DIÁLOGO IGREJA-MAÇONARIA: UMA OPINIÃO RESPEITÁVEL

José Castellani

 

    No final de 1974, estando, o prof. Ariovaldo Vulcano --- médico e professor de Histologia --- então Soberano Grande Comendador do Supremo Conselho do Brasil para o Rito Escocês Antigo e Aceito, em Recife, concedeu uma entrevista, ao "Diário de Pernambuco", focalizando o diálogo com a Igreja, que fora o assunto tratado em um pronunciamento feito pelo Secretário Geral da CNBB, Dom Ivo Lorscheider. Trata-se de uma visão imparcial e objetiva do assunto, além de um certa dose de premonição, mostrando o descortino de um dos mais importantes e cultos maçons brasileiros, desta metade do século XX. E mostrando, também, que a melhoria do diálogo com a Igreja já ocupa a mente dos maçons há algum tempo. Eis o texto integral, publicado no nº 328, de 6 de dezembro de 1974, do "Diário de Pernambuco" para avaliação:

        
     LIDER MAÇÔNICO GOSTA DO DIÁLOGO COM A IGREJA

     "Foi com grande satisfação que, ao chegar em Pernambuco --- terra onde a chamada Questão Religiosa foi radicalizada  --- tomei conhecimento do pronunciamento feito à imprensa do Sul pelo secretário-geral da Conferência Nacional dos Bispos do Brasil --- CNBB, dom Ivo Lorscheider, acerca da reaproximação entre a Igreja Católica e a Maçonaria"

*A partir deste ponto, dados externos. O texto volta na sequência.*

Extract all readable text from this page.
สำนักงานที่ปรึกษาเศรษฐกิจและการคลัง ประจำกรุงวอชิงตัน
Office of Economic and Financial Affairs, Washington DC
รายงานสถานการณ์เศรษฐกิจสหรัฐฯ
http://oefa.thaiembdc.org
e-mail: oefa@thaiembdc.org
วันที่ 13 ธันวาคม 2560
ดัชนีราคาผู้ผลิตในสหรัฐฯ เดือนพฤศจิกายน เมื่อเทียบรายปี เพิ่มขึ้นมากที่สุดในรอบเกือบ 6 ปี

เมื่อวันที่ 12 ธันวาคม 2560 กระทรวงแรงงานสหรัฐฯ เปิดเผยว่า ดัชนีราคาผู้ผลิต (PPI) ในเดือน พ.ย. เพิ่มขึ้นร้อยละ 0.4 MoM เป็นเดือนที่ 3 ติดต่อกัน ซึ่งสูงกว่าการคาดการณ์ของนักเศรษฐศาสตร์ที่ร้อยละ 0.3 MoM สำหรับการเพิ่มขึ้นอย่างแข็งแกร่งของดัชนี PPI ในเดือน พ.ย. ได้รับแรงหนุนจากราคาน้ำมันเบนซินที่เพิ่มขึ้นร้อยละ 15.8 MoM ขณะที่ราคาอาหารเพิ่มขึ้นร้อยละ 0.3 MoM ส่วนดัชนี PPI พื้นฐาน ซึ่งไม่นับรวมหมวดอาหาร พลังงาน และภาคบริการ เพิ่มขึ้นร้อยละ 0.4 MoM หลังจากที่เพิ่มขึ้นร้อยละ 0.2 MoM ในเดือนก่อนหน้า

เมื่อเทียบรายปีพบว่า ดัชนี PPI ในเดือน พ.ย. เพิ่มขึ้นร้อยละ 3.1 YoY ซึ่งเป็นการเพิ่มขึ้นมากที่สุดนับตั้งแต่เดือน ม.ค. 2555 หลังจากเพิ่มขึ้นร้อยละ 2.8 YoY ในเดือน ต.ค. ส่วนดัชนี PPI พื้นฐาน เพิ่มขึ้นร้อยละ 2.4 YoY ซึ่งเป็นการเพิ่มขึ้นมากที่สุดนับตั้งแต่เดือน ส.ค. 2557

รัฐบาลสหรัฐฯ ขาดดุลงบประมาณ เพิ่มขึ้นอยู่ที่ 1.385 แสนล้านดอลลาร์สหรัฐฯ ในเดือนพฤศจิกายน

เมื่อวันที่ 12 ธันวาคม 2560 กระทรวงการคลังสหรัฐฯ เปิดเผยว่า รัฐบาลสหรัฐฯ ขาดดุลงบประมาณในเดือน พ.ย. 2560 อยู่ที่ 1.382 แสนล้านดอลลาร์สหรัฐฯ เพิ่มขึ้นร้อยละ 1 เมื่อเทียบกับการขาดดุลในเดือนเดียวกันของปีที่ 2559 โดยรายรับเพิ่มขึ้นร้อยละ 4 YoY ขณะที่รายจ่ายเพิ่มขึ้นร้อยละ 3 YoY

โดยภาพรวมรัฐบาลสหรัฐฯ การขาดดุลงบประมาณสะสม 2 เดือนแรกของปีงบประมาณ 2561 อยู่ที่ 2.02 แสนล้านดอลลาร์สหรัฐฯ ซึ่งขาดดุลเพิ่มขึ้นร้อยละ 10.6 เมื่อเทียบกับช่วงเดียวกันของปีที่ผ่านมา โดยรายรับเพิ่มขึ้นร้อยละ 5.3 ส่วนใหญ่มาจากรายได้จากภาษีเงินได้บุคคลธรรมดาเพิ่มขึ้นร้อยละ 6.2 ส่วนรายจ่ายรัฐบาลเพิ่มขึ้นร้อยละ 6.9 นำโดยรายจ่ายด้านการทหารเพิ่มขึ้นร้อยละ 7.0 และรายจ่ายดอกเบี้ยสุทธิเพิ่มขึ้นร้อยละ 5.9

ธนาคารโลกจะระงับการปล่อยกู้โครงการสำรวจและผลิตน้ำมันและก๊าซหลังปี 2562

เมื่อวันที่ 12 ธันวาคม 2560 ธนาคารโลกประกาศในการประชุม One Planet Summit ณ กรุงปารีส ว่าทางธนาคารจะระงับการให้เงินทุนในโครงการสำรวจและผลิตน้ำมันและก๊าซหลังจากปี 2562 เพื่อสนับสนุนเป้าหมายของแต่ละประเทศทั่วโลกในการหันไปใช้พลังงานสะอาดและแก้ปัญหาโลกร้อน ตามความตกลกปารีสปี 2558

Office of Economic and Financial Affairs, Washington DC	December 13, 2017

    Esta afirmação foi feita ontem pelo Grande Comendador do Rito Escocês para o Brasil (Maçonaria Filosófica), professor Ariovaldo Vulcano, que veio ao Recife participar da Banca Examinadora do Concurso para catedrático da faculdade de Odontologia de Pernambuco.

 

    INICIATIVA VÁLIDA

    O fato de ter sido o reatamento de relações amistosas entre as duas instituições, objeto de acurados estudos pela recente Assembléia Geral dos Bispos muito nos alegra --- prosseguiu o professor Ariovaldo Vulcano --- porque foi a Igreja Católica que tomou a iniciativa de romper os laços fraternais existentes entre ambas  desde a instituição da Maçonaria no Brasil até o advento da Bula do Papa Pio IX, mas que agora através da sua hierarquia, toma outra vez a iniciativa do reatamento.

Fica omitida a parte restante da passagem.